La dernière répartition des droits d’auteur fait des mécontents au sein des artistes musiciens et plasticiens. Ils veulent savoir comment le Bureau togolais des droits d’auteur (BUTODRA) a reparti l’argent que leurs œuvres ont généré.
« Nous exigeons une explication détaillée de la procédure ayant conduit à la répartition de 15 millions à près de 700 artistes, soit 11,5% des recettes. De même nous exigeons une explication claire et nette de l’usage fait des 88,5% du restant des recettes », réclame la Fédération des associations des artistes plasticiens du Togo. Ils brandissent la menace d’une « série de manifestations si avant la fin du mois de février, aucune explication convaincante » n’est apportée à leurs questions.
Une fronde de grande envergure se prépare donc contre le BUTODRA. Et c’est le signe des récriminations longtemps refoulées des artistes. Il va falloir que le Bureau rassure les artistes qui ne voient pas les fruits de leurs œuvres.
La structure s’est pendant longtemps décrédibilisée auprès de ceux qu’elle est censée protéger. Elle baigne dans une opacité et c’est pourquoi, pour ces artistes, la dernière répartition paraît pour certains la tricherie de trop. Leur amertume se comprend. La production ou la création d’une œuvre d’art mobilise beaucoup d’énergie et se voir payer en monnaie de singe est forcément quelque chose de frustrant. « Comment peut-on comprendre que le BUTODRA va collecter 141 millions FCFA et distribuer 15 millions FCFA aux artistes ? Où est le reste de l’argent ? », se demande Eric Mc, l’un des frondeurs.
Pour le rappeur, le BUTODRA peine à convaincre quand ses responsables justifient que le reste de l’argent a servin, entre autres, à rénover la structure, à acheter des motos pour ses agents, à faire des photocopies. « Il y a anguille sous roche, il y a des artistes fictifs. C’est la première fois que je reçois 15000 FCFA comme ce qui m’est revenu de mes droits d’auteur. Voilà pourquoi on s’énerve », affirme Eric Mc. Il ajoute qu’avant, les artistes ne savaient pas la somme exacte que leurs œuvres généraient, mais aujourd’hui le pot-aux-roses est découvert. « J’ai le rapport d’activité de 2018. On n’a jamais accès à ces dossiers; mais pour la première fois, c’est sorti du cadre du BUTODRA et on les a publiés.
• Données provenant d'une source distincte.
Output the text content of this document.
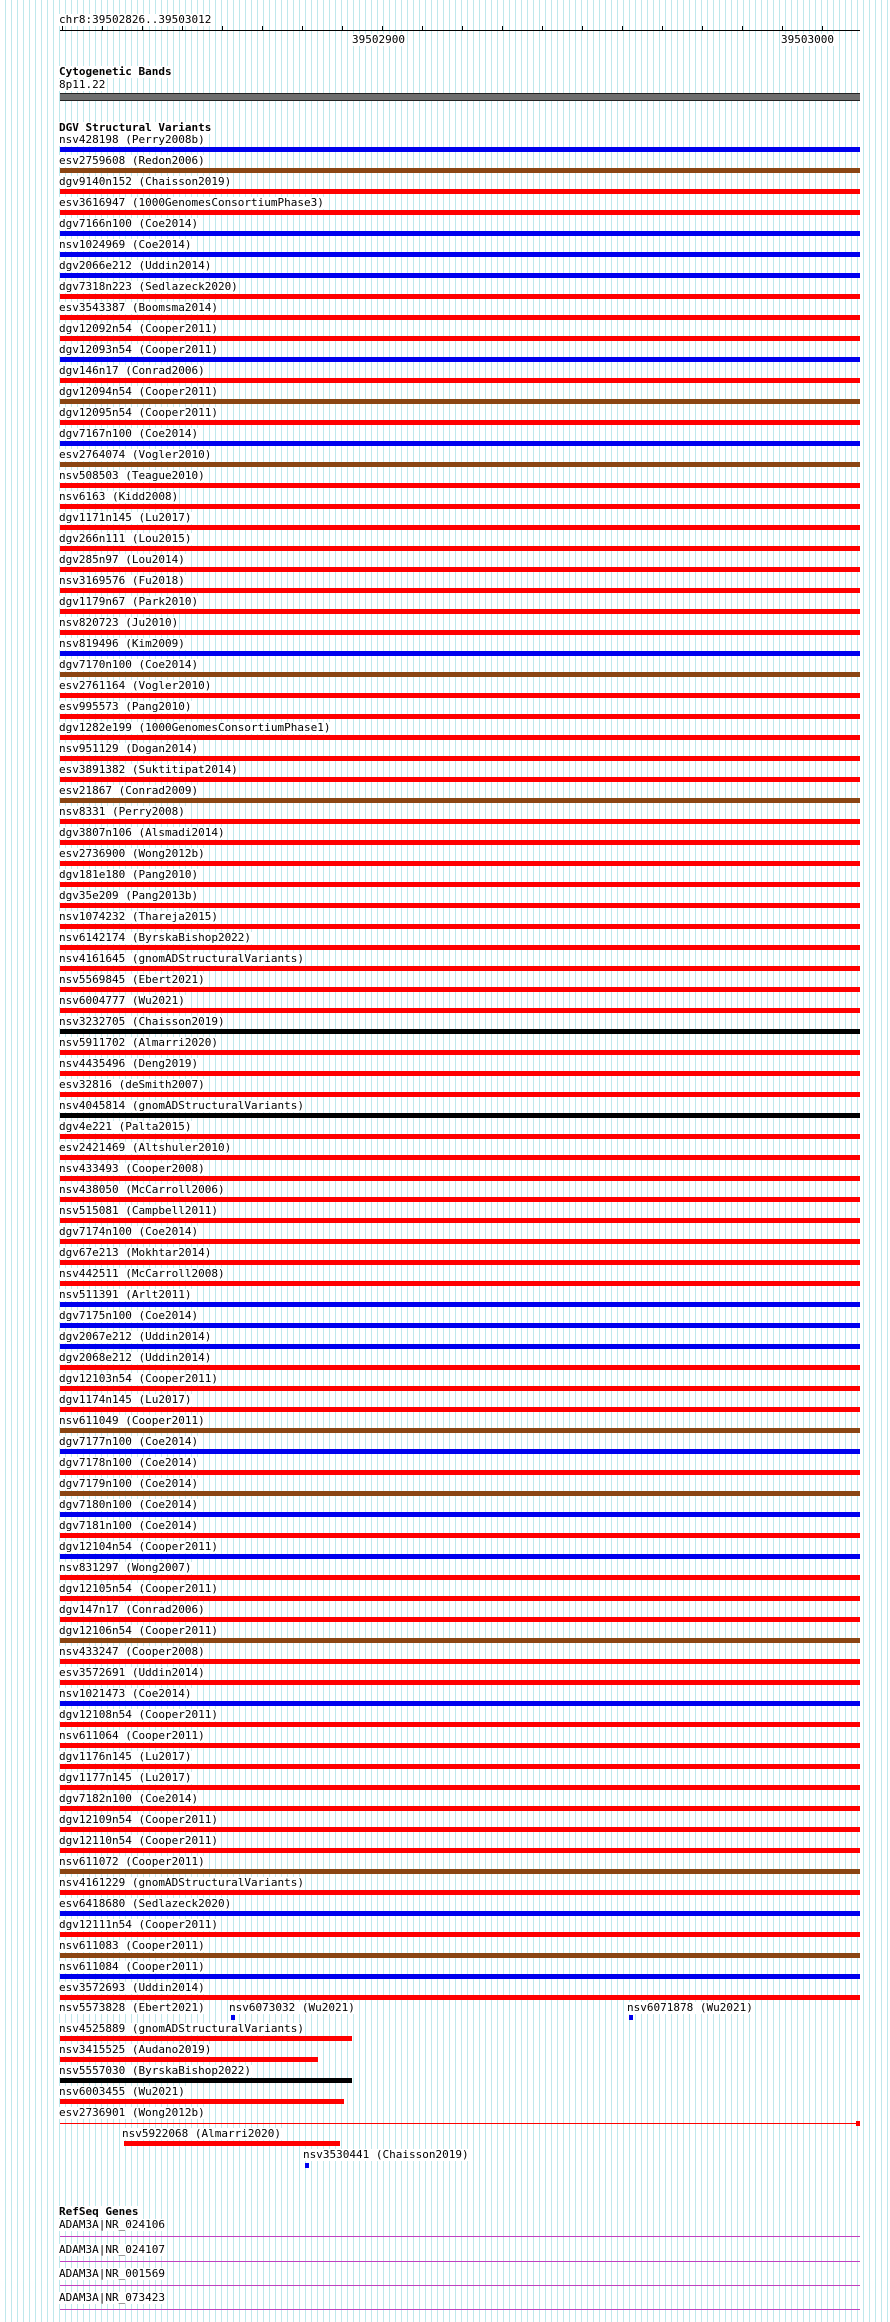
chr8:39502826..39503012
39502900	39503000
Cytogenetic Bands
8p11.22
DGV Structural Variants
nsv428198 (Perry2008b)
esv2759608 (Redon2006)
dgv9140n152 (Chaisson2019)
esv3616947 (1000GenomesConsortiumPhase3)
dgv7166n100 (Coe2014)
nsv1024969 (Coe2014)
dgv2066e212 (Uddin2014)
dgv7318n223 (Sedlazeck2020)
esv3543387 (Boomsma2014)
dgv12092n54 (Cooper2011)
dgv12093n54 (Cooper2011)
dgv146n17 (Conrad2006)
dgv12094n54 (Cooper2011)
dgv12095n54 (Cooper2011)
dgv7167n100 (Coe2014)
esv2764074 (Vogler2010)
nsv508503 (Teague2010)
nsv6163 (Kidd2008)
dgv1171n145 (Lu2017)
dgv266n111 (Lou2015)
dgv285n97 (Lou2014)
nsv3169576 (Fu2018)
dgv1179n67 (Park2010)
nsv820723 (Ju2010)
nsv819496 (Kim2009)
dgv7170n100 (Coe2014)
esv2761164 (Vogler2010)
esv995573 (Pang2010)
dgv1282e199 (1000GenomesConsortiumPhase1)
nsv951129 (Dogan2014)
esv3891382 (Suktitipat2014)
esv21867 (Conrad2009)
nsv8331 (Perry2008)
dgv3807n106 (Alsmadi2014)
esv2736900 (Wong2012b)
dgv181e180 (Pang2010)
dgv35e209 (Pang2013b)
nsv1074232 (Thareja2015)
nsv6142174 (ByrskaBishop2022)
nsv4161645 (gnomADStructuralVariants)
nsv5569845 (Ebert2021)
nsv6004777 (Wu2021)
nsv3232705 (Chaisson2019)
nsv5911702 (Almarri2020)
nsv4435496 (Deng2019)
esv32816 (deSmith2007)
nsv4045814 (gnomADStructuralVariants)
dgv4e221 (Palta2015)
esv2421469 (Altshuler2010)
nsv433493 (Cooper2008)
nsv438050 (McCarroll2006)
nsv515081 (Campbell2011)
dgv7174n100 (Coe2014)
dgv67e213 (Mokhtar2014)
nsv442511 (McCarroll2008)
nsv511391 (Arlt2011)
dgv7175n100 (Coe2014)
dgv2067e212 (Uddin2014)
dgv2068e212 (Uddin2014)
dgv12103n54 (Cooper2011)
dgv1174n145 (Lu2017)
nsv611049 (Cooper2011)
dgv7177n100 (Coe2014)
dgv7178n100 (Coe2014)
dgv7179n100 (Coe2014)
dgv7180n100 (Coe2014)
dgv7181n100 (Coe2014)
dgv12104n54 (Cooper2011)
nsv831297 (Wong2007)
dgv12105n54 (Cooper2011)
dgv147n17 (Conrad2006)
dgv12106n54 (Cooper2011)
nsv433247 (Cooper2008)
esv3572691 (Uddin2014)
nsv1021473 (Coe2014)
dgv12108n54 (Cooper2011)
nsv611064 (Cooper2011)
dgv1176n145 (Lu2017)
dgv1177n145 (Lu2017)
dgv7182n100 (Coe2014)
dgv12109n54 (Cooper2011)
dgv12110n54 (Cooper2011)
nsv611072 (Cooper2011)
nsv4161229 (gnomADStructuralVariants)
esv6418680 (Sedlazeck2020)
dgv12111n54 (Cooper2011)
nsv611083 (Cooper2011)
nsv611084 (Cooper2011)
esv3572693 (Uddin2014)
nsv5573828 (Ebert2021) nsv6073032 (Wu2021)	nsv6071878 (Wu2021)
nsv4525889 (gnomADStructuralVariants)
nsv3415525 (Audano2019)
nsv5557030 (ByrskaBishop2022)
nsv6003455 (Wu2021)
esv2736901 (Wong2012b)
nsv5922068 (Almarri2020)
nsv3530441 (Chaisson2019)
RefSeq Genes
ADAM3A|NR_024106
ADAM3A|NR_024107
ADAM3A|NR_001569
ADAM3A|NR_073423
La magouille existait depuis au BUTODRA et dans le Conseil d’administration », explique le rappeur.
Toutefois, les artistes ne parlent pas tous le même langage. Pendant que certains dénoncent la malversation qui a cours au BUTODRA, d’autres prennent sa défense. Pour ceux qui apportent leur soutien à la structure, c’est la non maitrise des textes qui en est à l’origine. « Il s’agirait d’une confusion entre le budget du BUTODRA et les fonds destinés à la répartition », indiquent-ils. Ces deux positions traduisent bien le monde des artistes du Togo. Les plus cotés ne sont pas très regardants sur la gestion du BUTODRA. Ils se contentent du revenu que leurs œuvres leur rapportent sur le plan international. « Des artistes ignorent que les droits d’auteur de leurs productions à l’international sont reversées au BUTODRA. Alors qu’il leur suffit d’exiger cela dans les invitations et de notifier leur déplacement au BUTODRA qui se chargera du reste. Or, ils négligent ces procédures », explique un metteur en scène. « Il n’y a que quelques poignées d’artistes qui connaissent ces procédures et ils s’en sortent pas mal », précise-t-il.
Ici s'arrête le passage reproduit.